Muitos micro e pequenos empresários têm dúvidas se empresas optantes pelo Simples Nacional podem participar da transação tributária federal. A resposta é: sim, com restrições.

Embora o regime do Simples tenha regras próprias de cobrança e parcelamento, existem situações em que empresas enquadradas nesse regime podem sim negociar seus débitos com a PGFN (Procuradoria-Geral da Fazenda Nacional) por meio da transação tributária — desde que atendam a critérios específicos.

O Que Diz a Lei Sobre o Simples Nacional e a Transação Tributária

A Lei Complementar nº 123/2006, que institui o Simples Nacional, centraliza a arrecadação de tributos federais, estaduais e municipais em uma única guia. Por isso, a cobrança de débitos desse regime costuma ser tratada de forma distinta.

Entretanto, a Lei nº 13.988/2020, que criou a transação tributária federal, não exclui expressamente as empresas do Simples, mas determina que as condições específicas para esse público sejam definidas por legislação complementar — o que ainda está em construção no Congresso Nacional.

Quando Empresas do Simples Podem Aderir

Apesar das limitações legais, há hipóteses em que empresas do Simples podem ser beneficiadas pela transação tributária:

  • Débitos do Simples Nacional já excluídos do regime e inscritos em dívida ativa da União;
  • Empresas que migraram do Simples para outro regime e deixaram débitos acumulados;
  • Em casos excepcionais, quando o edital da PGFN permitir expressamente a adesão.

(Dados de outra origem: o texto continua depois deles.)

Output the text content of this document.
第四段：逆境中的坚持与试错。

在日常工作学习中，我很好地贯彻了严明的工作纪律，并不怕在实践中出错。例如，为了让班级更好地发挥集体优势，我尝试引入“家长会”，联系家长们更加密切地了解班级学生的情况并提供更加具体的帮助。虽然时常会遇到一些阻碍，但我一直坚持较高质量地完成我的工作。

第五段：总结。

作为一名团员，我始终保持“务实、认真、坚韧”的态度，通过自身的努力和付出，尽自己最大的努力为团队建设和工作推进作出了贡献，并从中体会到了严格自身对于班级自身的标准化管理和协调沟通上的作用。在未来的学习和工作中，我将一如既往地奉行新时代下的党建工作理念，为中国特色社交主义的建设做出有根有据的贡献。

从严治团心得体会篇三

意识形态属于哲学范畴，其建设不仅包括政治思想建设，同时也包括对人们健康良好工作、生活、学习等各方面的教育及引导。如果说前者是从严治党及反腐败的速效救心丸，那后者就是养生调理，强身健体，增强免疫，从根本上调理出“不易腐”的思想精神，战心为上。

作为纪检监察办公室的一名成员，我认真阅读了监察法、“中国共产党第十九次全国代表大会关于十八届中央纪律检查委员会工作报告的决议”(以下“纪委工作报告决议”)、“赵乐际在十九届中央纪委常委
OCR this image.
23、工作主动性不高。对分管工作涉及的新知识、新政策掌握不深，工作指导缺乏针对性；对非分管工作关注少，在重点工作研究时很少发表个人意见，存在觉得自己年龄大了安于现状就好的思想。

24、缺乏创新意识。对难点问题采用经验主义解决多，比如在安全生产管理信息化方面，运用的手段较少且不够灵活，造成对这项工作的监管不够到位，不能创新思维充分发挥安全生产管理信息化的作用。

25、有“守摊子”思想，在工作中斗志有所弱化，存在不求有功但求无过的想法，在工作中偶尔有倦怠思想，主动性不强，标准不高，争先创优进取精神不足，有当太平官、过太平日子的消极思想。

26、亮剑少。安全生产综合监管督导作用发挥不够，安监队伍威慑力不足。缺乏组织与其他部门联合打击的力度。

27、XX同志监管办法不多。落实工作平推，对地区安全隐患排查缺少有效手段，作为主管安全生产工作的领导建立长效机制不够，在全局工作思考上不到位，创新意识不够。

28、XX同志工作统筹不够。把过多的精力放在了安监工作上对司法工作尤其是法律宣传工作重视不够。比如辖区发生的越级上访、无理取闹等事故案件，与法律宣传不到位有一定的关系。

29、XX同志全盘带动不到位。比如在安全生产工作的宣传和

Nessas situações, a dívida deixa de estar “protegida” pelas regras do Simples e passa a ser tratada como qualquer outro débito federal, podendo ser negociada.

Benefícios Aplicáveis à Transação

Quando aceitos na transação, os débitos dessas empresas podem ter as mesmas vantagens oferecidas a qualquer contribuinte:

  • Descontos de até 70% sobre multas e juros;
  • Parcelamento em até 145 meses;
  • Suspensão da execução fiscal e bloqueios judiciais;
  • Possibilidade de obter certidão positiva com efeito de negativa.

Cuidados e Recomendações

Empresas do Simples devem ter atenção redobrada ao:

  • Analisar se o débito está realmente fora da proteção do regime;
  • Conferir os editais vigentes e suas condições;
  • Avaliar, com apoio jurídico, se é vantajoso incluir determinados débitos na transação.

Conclusão: Uma Porta Parcialmente Aberta, Mas Cheia de Potencial

Embora a legislação ainda não tenha regulamentado de forma plena a adesão do Simples Nacional à transação tributária, existem caminhos viáveis para empresas optantes aproveitarem os benefícios dessa negociação.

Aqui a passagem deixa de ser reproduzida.